The BRI was written, along with ‘Xi Jinping Thought’, into the CCP’s constitution at October’s party congress – the first time this has ever happened in the case of a specific foreign policy. This is a case of boldness masking a tendency towards risk-taking and bombast. The aim is to sustain the capitalists’ confidence in China’s economy and above all to deceive the masses.

In November alone, two countries, Pakistan and Nepal, cancelled BRI infrastructure deals saying Beijing’s conditions including full Chinese ownership and control are too strict. In Pakistan’s case, the now axed Diamer-Bhasha dam project, costing US$14 billion, represented one-third of the total BRI package in a country that has so far been the flagship for Xi’s plan. This confirms our warnings about the overly ambitious, unrealisable nature of the capitalist-imperialist Belt and Road scheme.

In his marathon congress speech, Xi described China as a “great power” or a “strong power” 26 times, and mentioned the word “army” 86 times – twice as often as Hu Jintao at the previous congress in 2012. Xi mentioned “working class” once in his speech.

“Minsky moment”

The increasing risks of a Chinese financial crisis, of a so-called “Minsky moment” of collapsing asset prices as occurred in Southeast Asia in 1997 and the US in 2007, was the surprise topic of a speech by veteran central bank governor Zhou Xiaochuan during the congress.

Numerous such warnings have been made by international capitalist agencies such as the World Bank and IMF, but it is unusual from so senior a Chinese official. Zhou’s comments contradict the Xi regime’s ‘strong and stable’ mantra. The central banker came “as close as someone in Mr Zhou’s position can come to yelling ‘fire’ in a crowded theatre,” noted Financial Times columnist John Authors.

Zhou’s speech, clearly made with Xi’s authority, was a signal that the regime’s yearlong crackdown on shadow banking and attempt after repeated failures to deleverage the overextended financial system will continue and possibly intensify, setting the stage for clashes between Beijing and debt-addicted regional governments. China’s banking sector is now 310 percent of GDP, up from 240 percent at the start of the Xi era in 2012.

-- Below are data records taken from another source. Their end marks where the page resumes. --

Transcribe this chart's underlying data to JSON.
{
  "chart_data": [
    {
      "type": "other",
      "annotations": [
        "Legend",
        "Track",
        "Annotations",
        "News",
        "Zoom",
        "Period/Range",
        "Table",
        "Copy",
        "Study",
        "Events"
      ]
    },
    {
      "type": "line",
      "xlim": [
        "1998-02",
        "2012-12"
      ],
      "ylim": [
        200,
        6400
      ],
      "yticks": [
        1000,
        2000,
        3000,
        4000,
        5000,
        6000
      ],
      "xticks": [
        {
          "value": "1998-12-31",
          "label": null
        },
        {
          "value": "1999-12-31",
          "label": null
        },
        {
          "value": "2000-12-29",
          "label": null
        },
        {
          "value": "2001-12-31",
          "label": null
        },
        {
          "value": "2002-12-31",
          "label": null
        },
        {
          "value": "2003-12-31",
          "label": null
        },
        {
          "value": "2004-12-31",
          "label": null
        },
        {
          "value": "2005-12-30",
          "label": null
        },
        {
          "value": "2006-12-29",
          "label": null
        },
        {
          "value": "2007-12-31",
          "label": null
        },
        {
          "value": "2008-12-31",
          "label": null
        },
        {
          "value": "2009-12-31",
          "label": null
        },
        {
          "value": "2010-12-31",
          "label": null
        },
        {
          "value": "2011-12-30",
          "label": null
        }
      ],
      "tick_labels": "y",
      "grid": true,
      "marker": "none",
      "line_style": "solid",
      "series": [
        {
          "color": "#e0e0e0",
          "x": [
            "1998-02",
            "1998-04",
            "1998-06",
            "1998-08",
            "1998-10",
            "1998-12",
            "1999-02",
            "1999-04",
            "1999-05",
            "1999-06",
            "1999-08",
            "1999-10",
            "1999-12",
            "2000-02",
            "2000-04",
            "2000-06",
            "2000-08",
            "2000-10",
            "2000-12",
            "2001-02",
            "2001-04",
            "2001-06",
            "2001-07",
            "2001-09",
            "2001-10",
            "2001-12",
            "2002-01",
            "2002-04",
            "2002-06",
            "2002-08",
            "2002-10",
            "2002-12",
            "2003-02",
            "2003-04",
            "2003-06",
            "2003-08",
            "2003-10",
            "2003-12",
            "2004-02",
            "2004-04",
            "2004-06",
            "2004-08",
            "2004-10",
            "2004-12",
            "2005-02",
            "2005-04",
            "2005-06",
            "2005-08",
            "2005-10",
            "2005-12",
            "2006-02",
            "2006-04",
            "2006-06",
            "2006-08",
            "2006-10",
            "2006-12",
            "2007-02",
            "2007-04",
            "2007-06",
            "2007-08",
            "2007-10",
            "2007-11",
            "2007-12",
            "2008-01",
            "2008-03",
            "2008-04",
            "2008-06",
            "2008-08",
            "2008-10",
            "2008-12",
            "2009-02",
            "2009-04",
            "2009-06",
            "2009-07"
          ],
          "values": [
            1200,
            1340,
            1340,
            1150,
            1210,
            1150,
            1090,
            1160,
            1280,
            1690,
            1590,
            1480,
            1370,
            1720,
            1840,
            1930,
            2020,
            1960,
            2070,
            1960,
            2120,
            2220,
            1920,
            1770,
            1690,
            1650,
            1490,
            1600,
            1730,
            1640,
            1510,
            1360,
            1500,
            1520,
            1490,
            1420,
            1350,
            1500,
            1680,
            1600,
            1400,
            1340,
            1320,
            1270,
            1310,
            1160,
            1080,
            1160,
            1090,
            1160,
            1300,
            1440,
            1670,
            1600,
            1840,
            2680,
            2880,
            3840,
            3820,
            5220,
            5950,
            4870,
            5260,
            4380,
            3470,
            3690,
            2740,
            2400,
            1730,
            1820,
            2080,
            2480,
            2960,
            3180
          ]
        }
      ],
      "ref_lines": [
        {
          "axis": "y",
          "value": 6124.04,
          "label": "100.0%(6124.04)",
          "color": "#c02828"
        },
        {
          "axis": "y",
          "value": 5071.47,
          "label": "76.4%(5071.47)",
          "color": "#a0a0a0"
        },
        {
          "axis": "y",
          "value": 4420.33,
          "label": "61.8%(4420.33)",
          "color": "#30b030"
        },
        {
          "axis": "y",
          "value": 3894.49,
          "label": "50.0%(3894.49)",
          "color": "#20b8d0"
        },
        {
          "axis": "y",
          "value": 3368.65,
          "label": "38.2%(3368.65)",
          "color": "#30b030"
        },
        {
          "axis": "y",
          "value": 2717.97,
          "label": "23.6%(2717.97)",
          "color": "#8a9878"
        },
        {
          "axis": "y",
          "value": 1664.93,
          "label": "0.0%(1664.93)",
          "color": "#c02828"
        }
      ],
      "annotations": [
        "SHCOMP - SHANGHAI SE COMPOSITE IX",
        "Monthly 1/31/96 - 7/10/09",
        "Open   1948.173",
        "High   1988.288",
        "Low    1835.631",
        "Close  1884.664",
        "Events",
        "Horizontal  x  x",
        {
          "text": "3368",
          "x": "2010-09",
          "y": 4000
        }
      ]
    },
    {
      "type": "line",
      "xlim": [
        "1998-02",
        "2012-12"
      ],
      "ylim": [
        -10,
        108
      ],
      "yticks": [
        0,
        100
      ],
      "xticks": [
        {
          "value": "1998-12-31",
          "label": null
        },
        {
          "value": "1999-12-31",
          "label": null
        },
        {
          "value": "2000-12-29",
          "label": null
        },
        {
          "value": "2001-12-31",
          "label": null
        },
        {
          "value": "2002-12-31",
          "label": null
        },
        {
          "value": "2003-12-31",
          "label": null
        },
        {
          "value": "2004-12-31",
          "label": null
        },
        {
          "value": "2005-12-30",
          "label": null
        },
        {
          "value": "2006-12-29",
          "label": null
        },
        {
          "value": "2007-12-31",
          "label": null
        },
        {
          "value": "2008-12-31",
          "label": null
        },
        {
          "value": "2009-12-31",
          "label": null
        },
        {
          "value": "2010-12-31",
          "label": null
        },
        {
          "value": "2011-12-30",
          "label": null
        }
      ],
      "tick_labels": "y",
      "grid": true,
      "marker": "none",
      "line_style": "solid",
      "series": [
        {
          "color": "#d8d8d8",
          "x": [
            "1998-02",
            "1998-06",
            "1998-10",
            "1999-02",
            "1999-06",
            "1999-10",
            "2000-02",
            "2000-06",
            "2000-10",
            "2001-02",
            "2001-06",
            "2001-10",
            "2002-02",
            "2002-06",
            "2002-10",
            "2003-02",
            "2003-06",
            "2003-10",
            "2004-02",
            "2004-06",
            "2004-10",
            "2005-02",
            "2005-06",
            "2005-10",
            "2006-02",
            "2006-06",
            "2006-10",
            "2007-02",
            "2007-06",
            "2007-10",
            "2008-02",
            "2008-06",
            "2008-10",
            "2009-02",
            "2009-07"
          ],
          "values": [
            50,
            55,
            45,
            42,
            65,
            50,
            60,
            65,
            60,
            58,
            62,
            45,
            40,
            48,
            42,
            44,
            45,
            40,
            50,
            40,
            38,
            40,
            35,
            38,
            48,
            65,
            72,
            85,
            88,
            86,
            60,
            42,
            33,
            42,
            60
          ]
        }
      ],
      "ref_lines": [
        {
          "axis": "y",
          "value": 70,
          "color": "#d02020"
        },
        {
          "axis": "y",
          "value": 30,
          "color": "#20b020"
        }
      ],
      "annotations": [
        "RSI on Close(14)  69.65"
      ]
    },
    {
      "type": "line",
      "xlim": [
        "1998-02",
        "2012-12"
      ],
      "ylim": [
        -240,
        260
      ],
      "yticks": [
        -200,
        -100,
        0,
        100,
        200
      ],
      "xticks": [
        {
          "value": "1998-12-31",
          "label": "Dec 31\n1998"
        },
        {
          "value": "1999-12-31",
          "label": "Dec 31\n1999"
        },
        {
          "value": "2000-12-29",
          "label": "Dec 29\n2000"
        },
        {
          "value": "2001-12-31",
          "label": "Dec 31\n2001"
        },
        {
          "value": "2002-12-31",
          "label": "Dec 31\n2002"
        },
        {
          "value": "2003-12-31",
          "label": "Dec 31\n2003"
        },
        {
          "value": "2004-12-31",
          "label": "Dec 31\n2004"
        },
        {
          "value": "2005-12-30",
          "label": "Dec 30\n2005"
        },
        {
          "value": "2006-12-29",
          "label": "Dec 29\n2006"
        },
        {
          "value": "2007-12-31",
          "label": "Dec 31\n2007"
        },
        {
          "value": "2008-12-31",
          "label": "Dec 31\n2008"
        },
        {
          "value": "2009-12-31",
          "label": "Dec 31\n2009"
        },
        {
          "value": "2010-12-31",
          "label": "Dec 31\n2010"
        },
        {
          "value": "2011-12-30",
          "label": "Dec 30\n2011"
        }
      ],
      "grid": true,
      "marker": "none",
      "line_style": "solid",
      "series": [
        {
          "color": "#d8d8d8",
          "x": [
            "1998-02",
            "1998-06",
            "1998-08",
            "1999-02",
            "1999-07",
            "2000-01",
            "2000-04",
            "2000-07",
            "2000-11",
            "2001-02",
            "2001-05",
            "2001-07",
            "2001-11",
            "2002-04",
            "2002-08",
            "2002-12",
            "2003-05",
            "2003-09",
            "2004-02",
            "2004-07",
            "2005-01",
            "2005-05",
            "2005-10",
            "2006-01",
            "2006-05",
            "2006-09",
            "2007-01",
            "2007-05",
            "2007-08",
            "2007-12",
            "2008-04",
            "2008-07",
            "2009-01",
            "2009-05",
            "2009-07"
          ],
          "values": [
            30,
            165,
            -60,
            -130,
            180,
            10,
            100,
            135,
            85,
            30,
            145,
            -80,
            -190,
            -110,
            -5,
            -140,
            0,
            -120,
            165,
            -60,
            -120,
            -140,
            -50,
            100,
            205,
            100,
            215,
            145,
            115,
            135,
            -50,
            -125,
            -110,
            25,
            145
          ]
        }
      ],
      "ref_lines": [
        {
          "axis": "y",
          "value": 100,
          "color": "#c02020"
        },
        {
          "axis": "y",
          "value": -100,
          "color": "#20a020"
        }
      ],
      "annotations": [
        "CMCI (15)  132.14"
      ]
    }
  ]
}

This is a ratio only exceeded by a few developed capitalist nations like Britain and Germany, but three times the average level for emerging economies. Zhou blamed the “demands” from local governments for pressuring the central government to hold to an excessively loose monetary policy thus exacerbating financial risks.

China’s property market is now the most expensive in the world – worth as much as the rest of the world’s real estate combined

China’s economic growth of the past decade, upon which global GDP growth is increasingly dependent, has been driven by an unprecedented and unsustainable expansion of credit, with unregulated shadow banking loans now accounting for one-third of total loans. This credit tsunami has produced monstrous asset bubbles and a crushing burden for working people and the poor particularly with the exploding cost of housing.

These factors nullify the regime’s attempts to stimulate consumer spending in order to wean the economy off its current over-dependence on debt-driven investments. An increasing share of the income of workers and the middle-classes is being sucked into the housing market.

Because of unprecedented speculation, which has seen average house prices increase 8-fold in the past decade, China’s property market is now the most expensive in the world – worth as much as the rest of the world’s real estate combined. Even Xi’s congress speech included the line, “Houses are built to be lived in, not for speculation.”